Visite d’un comédien français au Lycée français de Lomé, dans le cadre du festival « Liberté de Circulation ! »

Le jeudi 19 janvier 2012, les classes de 1re S et ES ont reçu la visite d’un comédien français de la compagnie « Bulle de Zinc », Emmanuel LAMBERT, dans le cadre du festival de théâtre « Liberté de circulation » organisé par le centre Mytro Nunya à Adidigomé.

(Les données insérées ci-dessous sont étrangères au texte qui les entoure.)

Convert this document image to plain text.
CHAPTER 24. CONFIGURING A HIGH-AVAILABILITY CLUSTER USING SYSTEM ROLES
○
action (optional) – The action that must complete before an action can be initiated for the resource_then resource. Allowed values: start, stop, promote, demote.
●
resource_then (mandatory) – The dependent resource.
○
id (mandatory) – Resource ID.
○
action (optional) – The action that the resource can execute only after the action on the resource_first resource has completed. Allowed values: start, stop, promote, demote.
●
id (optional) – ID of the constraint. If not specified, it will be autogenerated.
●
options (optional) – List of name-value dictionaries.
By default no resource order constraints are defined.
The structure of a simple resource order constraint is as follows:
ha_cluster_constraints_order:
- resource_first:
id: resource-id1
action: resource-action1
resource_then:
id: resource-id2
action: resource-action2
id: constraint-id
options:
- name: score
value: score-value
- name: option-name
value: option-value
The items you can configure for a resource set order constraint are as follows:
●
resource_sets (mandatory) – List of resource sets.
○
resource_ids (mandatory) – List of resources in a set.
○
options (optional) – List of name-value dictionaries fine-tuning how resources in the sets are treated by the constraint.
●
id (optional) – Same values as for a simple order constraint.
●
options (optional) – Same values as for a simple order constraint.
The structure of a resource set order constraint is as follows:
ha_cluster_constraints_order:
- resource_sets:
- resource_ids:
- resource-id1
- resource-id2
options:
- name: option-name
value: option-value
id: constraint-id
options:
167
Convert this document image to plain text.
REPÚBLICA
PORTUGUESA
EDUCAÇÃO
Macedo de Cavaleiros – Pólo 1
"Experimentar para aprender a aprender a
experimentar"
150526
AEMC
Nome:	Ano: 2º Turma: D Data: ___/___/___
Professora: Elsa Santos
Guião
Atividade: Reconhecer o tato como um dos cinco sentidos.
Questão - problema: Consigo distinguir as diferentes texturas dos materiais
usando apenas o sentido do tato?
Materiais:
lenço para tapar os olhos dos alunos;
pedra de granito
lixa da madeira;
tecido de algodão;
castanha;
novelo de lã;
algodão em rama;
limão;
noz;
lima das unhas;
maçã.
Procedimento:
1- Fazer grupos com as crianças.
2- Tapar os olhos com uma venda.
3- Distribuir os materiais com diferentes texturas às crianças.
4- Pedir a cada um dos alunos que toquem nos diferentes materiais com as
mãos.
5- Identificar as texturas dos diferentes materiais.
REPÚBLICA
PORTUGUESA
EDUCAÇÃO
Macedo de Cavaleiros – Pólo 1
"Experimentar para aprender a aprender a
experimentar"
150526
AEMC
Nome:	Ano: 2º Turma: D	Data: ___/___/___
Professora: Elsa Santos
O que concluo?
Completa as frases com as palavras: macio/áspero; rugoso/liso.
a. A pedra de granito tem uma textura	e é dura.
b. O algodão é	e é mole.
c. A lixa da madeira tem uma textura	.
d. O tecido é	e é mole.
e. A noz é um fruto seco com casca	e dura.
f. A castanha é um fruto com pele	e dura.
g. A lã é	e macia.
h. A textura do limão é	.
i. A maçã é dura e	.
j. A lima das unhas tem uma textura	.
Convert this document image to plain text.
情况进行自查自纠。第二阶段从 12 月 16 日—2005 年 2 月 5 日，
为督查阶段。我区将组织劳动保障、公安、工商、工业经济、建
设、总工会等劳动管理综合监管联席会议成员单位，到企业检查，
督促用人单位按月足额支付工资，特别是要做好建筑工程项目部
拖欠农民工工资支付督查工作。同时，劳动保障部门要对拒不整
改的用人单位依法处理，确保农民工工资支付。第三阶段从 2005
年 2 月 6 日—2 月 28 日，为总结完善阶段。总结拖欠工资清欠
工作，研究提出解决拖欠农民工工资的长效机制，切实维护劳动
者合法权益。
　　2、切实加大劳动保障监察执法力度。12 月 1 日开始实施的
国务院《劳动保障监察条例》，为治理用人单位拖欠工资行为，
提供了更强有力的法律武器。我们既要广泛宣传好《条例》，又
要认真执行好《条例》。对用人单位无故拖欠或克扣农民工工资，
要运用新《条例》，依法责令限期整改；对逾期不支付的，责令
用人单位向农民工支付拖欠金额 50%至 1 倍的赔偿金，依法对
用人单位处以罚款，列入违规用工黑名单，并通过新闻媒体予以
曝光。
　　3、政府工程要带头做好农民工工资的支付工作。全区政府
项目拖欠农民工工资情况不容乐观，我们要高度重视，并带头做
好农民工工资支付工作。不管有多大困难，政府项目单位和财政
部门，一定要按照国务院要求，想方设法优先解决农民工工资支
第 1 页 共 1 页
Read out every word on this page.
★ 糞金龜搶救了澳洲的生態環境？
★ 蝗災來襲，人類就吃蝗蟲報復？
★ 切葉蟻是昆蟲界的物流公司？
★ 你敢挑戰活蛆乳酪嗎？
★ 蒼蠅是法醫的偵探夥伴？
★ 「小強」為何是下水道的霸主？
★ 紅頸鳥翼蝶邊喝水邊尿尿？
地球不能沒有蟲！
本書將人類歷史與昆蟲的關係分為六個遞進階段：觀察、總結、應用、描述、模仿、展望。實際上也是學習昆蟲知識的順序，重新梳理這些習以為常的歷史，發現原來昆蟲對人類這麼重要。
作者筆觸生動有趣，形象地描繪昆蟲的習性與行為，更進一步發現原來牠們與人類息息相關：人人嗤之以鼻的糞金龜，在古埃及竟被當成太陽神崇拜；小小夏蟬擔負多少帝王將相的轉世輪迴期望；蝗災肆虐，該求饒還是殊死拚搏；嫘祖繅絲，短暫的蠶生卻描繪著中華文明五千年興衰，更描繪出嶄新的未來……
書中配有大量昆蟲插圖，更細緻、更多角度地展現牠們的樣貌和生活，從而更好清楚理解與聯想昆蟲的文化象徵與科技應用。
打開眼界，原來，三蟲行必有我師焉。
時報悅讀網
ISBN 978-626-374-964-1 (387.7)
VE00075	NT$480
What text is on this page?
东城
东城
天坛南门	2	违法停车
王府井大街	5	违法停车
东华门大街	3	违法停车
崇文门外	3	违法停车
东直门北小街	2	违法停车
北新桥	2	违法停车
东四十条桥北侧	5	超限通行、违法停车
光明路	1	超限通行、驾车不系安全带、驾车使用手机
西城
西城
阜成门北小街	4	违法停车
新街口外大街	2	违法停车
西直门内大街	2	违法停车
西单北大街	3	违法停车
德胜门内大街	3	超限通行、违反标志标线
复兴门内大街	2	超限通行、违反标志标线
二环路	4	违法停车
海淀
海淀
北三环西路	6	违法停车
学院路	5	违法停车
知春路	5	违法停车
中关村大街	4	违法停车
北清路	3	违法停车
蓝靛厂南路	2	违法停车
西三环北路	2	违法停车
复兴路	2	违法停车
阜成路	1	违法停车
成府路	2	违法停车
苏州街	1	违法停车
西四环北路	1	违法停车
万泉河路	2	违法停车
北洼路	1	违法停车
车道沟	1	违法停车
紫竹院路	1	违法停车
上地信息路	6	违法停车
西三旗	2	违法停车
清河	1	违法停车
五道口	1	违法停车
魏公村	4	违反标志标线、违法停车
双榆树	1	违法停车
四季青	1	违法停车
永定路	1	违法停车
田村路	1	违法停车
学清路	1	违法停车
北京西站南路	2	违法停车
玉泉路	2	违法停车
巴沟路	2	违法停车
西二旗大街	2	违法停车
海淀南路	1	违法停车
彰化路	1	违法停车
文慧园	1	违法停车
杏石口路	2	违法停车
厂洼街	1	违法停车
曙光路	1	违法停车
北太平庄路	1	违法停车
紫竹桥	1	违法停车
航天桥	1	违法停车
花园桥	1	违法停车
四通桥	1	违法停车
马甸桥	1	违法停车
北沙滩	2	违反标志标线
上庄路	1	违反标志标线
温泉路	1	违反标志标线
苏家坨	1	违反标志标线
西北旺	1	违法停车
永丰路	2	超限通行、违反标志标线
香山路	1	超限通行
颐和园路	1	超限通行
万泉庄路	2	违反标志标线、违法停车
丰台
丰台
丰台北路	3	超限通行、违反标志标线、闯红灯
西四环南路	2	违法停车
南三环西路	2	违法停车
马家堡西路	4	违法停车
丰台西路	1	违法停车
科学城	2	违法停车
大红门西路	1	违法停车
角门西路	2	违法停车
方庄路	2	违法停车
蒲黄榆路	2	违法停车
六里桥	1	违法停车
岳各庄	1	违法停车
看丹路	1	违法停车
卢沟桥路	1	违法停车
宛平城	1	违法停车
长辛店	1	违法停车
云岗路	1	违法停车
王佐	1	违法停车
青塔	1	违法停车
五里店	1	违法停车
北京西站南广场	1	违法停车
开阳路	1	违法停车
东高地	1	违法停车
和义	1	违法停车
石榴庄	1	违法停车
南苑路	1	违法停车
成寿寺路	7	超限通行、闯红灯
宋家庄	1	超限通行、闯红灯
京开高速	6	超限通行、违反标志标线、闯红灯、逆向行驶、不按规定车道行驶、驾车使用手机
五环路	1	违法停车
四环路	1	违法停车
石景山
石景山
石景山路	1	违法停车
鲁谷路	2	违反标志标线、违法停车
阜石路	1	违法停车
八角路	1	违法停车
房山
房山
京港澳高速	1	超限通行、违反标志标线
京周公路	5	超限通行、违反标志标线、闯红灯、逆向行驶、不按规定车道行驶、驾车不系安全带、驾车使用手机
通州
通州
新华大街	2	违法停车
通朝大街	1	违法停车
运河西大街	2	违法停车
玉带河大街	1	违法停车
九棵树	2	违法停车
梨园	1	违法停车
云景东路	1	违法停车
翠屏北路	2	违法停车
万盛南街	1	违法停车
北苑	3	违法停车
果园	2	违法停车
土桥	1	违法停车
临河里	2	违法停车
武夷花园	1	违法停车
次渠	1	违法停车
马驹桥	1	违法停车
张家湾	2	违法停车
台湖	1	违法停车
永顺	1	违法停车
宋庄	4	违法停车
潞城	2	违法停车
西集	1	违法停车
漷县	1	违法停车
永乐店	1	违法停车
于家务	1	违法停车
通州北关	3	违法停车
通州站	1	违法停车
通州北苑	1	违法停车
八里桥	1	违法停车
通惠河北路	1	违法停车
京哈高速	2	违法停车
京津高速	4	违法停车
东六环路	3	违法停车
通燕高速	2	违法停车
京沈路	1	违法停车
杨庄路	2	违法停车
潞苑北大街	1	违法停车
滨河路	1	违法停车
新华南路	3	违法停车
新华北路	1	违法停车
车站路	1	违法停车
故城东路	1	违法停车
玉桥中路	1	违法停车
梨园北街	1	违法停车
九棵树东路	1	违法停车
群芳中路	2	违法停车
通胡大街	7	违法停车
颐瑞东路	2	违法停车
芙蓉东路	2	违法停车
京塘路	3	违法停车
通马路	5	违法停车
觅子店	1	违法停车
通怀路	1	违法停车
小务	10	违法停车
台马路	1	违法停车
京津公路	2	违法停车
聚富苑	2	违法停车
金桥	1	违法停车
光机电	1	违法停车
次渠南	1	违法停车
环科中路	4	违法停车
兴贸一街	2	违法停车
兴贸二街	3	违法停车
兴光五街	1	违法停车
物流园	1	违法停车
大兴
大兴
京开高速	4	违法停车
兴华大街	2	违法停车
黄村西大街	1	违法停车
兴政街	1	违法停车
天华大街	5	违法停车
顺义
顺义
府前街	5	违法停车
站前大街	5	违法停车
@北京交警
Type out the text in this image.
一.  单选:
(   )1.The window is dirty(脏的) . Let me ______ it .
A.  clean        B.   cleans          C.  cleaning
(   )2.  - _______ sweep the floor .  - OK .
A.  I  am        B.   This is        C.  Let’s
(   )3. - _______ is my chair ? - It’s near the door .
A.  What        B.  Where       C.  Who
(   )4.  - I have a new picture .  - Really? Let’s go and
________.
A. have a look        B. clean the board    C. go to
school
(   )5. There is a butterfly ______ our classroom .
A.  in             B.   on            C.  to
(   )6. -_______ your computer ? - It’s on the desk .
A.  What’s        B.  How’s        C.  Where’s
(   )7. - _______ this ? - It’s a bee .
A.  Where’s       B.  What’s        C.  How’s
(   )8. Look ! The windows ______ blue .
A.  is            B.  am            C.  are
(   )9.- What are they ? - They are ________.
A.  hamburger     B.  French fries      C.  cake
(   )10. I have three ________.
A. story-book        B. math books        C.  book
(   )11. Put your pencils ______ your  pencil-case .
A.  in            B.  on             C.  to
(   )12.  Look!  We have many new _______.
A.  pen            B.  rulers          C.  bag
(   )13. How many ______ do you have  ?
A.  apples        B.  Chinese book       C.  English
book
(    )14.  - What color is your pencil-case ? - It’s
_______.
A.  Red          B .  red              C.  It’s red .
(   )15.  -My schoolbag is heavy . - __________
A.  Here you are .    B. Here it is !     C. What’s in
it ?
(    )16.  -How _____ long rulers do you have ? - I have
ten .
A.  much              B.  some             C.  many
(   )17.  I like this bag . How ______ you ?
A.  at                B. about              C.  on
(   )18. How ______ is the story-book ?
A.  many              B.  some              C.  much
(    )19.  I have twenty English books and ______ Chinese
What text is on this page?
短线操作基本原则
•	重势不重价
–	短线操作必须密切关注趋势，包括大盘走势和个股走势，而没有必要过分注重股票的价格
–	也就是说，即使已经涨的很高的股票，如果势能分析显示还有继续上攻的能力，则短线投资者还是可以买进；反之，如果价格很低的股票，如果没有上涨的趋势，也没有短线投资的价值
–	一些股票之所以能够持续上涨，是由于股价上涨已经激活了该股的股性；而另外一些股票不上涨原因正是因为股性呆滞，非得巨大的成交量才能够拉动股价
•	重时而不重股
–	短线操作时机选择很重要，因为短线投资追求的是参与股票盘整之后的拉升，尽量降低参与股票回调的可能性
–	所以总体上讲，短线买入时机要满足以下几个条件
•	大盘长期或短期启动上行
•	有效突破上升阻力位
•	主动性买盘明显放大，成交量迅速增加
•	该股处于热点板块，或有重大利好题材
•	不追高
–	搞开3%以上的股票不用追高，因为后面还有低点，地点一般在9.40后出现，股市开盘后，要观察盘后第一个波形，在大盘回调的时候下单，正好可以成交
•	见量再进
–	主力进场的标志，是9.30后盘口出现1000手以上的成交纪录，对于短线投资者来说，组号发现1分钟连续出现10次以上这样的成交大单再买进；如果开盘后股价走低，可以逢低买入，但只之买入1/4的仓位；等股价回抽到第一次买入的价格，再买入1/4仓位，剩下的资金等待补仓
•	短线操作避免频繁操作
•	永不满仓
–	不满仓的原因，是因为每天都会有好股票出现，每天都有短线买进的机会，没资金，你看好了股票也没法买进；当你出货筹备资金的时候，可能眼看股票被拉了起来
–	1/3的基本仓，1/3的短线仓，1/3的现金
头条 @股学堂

Emmanuel LAMBERT est venu leur interpréter le spectacle « Exil/Exit », monologue de 35 minutes qu’il a lui-même écrit, mis en scène par le metteur en scène ivoirien Fargass Assandé.
Voici nos impressions :
« Le texte était très touchant et recherché : un homme blanc raconte son amitié avec Abdou, immigré vivant en France. Il raconte comment il a fait sa connaissance jusqu’à son décès. L’histoire est réaliste car l’auteur s’est inspiré de plusieurs anecdotes qu’il a vécues pendant 12 ans de voyages. La mise en scène est originale puisque nous avons fait cercle autour de lui, ainsi il captait plus facilement notre attention. Il avait très peu d’accessoires, symbolisant chacun quelque chose : une veste qui incarne le souvenir précieux de l’ami mort, une chaise centre du cercle et place laissée vide par la mort d’Abdou, des pierres et une corde représentant les jours que le narrateur égrène et l’enfermement : le comédien transporte tous ces accessoires dans une seule valise, ce qui facilite ses déplacements ».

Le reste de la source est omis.